Thermocline-Driven Desalination: Feasibility Study for Cape Verde, Government of Cape Verde

ANTARES was under contract to the Republic of Cape Verde to conduct a detailed feasibility study of a novel, renewable energy-augmented desalination technology. Cape Verde is a nation of nine inhabited islands off the northeast coast of Africa. Similar to the Sahel region, it is afflicted by the ongoing African drought. Cape Verde currently desalinates seawater using technologies which rely on fuel oil for energy input. The Thermocline-Driven Desalination (TDD) system is based on using the temperature difference between the surface and subsurface waters of the deep ocean and a unique multistage flash evaporator system with non-condensible gas extraction.

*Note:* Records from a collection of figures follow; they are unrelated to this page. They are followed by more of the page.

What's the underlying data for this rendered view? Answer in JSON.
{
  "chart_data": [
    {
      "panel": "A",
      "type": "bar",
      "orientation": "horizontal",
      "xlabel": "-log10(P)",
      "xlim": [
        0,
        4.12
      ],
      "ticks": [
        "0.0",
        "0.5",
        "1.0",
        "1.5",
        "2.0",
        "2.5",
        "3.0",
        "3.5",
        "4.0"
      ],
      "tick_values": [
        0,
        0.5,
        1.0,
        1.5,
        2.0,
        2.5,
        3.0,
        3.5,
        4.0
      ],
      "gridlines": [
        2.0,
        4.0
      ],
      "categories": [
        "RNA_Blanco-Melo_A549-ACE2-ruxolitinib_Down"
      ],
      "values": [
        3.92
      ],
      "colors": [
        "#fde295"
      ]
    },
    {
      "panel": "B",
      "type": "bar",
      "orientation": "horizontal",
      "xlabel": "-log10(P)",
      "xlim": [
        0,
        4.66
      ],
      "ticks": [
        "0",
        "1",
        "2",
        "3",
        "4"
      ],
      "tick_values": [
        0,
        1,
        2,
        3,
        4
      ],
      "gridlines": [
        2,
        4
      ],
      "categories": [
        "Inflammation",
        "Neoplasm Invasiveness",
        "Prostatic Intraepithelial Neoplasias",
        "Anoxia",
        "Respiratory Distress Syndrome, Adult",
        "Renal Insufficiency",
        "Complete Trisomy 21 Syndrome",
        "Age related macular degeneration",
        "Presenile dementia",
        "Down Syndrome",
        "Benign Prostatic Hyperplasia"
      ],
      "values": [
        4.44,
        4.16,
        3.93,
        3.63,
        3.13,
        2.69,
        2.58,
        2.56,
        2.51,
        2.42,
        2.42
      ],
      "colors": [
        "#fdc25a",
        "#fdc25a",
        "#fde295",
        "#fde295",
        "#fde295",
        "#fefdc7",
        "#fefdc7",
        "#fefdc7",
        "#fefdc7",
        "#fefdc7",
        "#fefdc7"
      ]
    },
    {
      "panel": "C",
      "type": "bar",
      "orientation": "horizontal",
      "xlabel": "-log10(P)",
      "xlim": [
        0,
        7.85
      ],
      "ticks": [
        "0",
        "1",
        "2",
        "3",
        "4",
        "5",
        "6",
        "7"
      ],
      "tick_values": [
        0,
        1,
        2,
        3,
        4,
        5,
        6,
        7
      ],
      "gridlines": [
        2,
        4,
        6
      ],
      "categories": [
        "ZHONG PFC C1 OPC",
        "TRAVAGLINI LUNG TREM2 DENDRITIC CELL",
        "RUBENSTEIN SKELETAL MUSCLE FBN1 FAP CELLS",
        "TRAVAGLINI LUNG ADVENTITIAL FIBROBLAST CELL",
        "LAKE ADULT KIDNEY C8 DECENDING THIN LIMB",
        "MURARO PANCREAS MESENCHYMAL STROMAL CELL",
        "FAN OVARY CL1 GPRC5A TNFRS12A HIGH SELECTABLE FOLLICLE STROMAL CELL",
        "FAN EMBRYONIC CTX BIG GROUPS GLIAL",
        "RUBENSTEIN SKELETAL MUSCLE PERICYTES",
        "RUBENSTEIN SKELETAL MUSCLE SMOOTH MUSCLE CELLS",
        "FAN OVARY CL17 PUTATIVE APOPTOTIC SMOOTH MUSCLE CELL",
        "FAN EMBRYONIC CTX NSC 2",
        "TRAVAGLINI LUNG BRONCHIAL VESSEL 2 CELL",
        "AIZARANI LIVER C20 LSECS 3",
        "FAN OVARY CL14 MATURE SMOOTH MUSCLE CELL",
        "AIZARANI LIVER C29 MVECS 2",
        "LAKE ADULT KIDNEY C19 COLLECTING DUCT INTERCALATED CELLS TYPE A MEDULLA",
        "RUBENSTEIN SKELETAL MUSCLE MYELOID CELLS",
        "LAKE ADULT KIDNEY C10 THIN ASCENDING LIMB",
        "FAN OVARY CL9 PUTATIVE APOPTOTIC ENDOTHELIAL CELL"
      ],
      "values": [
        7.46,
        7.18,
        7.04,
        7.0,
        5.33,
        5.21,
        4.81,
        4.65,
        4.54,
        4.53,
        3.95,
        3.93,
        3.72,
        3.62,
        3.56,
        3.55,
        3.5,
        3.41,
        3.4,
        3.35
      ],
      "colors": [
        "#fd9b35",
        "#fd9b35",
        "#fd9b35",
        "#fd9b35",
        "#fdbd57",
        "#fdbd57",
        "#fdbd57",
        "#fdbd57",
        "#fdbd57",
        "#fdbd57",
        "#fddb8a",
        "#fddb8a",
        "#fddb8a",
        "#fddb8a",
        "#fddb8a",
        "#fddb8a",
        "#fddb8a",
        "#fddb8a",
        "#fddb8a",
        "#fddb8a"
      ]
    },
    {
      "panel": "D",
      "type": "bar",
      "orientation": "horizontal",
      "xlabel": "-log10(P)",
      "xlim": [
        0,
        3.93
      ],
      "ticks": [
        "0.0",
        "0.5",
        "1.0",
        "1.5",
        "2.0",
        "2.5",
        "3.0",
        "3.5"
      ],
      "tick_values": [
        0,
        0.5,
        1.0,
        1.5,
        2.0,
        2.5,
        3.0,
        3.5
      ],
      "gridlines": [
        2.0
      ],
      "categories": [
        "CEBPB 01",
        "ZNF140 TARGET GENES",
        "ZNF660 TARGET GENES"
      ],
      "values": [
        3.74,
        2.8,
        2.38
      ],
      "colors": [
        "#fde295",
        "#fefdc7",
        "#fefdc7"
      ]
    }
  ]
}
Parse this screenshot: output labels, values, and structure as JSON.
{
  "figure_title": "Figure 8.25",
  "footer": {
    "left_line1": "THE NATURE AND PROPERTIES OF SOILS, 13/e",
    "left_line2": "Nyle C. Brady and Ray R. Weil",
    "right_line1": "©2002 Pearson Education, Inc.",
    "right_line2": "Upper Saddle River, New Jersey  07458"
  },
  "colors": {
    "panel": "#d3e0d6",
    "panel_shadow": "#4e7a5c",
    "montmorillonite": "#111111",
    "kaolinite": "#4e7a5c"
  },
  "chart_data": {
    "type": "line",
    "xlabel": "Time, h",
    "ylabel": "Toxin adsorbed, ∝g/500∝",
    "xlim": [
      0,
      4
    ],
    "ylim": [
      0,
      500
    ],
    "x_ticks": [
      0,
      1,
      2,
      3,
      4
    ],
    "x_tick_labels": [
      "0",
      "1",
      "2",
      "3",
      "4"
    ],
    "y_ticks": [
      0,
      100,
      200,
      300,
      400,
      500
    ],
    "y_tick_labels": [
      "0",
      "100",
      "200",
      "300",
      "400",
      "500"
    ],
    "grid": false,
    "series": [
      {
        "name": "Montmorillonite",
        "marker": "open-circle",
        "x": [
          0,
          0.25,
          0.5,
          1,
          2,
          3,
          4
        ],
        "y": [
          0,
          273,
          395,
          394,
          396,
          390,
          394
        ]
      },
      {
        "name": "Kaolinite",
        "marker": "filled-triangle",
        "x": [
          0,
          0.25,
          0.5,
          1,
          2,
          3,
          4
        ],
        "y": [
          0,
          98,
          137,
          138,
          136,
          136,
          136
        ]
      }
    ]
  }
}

ANTARES initial prefeasibility study supported by the U.S. Agency for International Development (USAID) indicated that the TDD system could provide a more cost-effective supply of potable water as well as reduce national oil imports required by the current mechanical vapor compression desalination systems. The feasibility study was built on the prefeasibility study and detailed the system for a site near the national capital of Praia on the island of Santiago. The TDD system has the additional benefit of providing some spin-off industrial and commercial activity from the deep-ocean cold water that is pumped as part of the process. This water can be used to provide space conditioning, a cold water source for cold-root agriculture, and nutrient-rich, pathogen-free sea water for land-based mariculture.